Rescue Food is a campaign for the New York-based City Harvest charity that encourages residents of the Big Apple not to waste food, but to donate it -- along with time and money -- to the city's homeless. To promote the campaign, the organization commissioned a series of videos, of which the latest is Suicidal Cabbage by Nathan Love, the animation house run by its eponymous director. The spot combines a humorous tone, an engaging central character and an unusual painterly artistic style.
We sat down with executive producer Mike Harry to find out how the project was created.
DA: How did you come to be involved in the Rescue Food project?
MH: We became involved with the Rescue Food project through [agency] DraftFCB, after we were awarded the Chips Ahoy campaign last year. Producer Michelle Carman and creative director Will Tran had taken on the Rescue Food campaign for City Harvest around the same time, and Suicidal Cabbage was one of a series of animated shorts created by various studios and individuals.
DA: What was the brief?
MH: The clients’ initial direction was an eerily hilarious concept and script. Placing a suicidal cabbage on a ledge high up on a skyscraper offered a lot of possibilities regarding the character and environment design. Fortunately, our collaboration with Michelle and Will allowed us enough creative freedom and support to really give this spot a lot of attention and love.
DA: What were your original thoughts about the concept for this piece?
MH: We wanted to create a piece that was visually unique from anything else out there. The team is always experimenting with new styles and techniques to showcase our animation and storytelling skills. The idea was for every single frame to look like an individual painting, but have it work seamlessly in motion as well.

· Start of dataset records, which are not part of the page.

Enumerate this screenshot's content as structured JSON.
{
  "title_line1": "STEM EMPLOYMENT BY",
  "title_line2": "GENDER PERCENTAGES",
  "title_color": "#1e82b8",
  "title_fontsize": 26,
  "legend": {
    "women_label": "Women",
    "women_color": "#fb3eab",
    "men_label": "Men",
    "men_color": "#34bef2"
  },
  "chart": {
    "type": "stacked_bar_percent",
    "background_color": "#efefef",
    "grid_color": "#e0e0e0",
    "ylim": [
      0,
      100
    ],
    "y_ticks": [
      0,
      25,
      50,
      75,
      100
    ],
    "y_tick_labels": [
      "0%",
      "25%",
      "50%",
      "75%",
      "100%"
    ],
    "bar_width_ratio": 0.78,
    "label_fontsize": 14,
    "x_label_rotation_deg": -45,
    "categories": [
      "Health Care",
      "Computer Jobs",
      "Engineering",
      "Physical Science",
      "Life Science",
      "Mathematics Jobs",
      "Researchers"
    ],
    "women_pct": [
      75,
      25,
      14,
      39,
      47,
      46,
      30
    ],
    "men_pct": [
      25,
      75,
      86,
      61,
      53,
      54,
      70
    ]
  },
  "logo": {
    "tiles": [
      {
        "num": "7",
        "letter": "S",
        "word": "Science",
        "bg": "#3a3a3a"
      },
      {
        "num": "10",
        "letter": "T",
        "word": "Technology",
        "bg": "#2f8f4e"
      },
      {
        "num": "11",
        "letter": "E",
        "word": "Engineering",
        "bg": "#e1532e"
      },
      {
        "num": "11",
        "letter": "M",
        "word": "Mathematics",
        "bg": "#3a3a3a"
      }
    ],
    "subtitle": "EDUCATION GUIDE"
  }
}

From a creative perspective, we handled all steps of production including: character design, storyboarding, animation, lighting, compositing, FX, rendering, sound design, voiceover, and music. We pulled a lot of reference and completed a ton of R&D to develop the final look and feel of the piece. One of our character animators even spent an afternoon on a ledge outside of our office ... but now that we think about it, that was well before we were awarded this spot.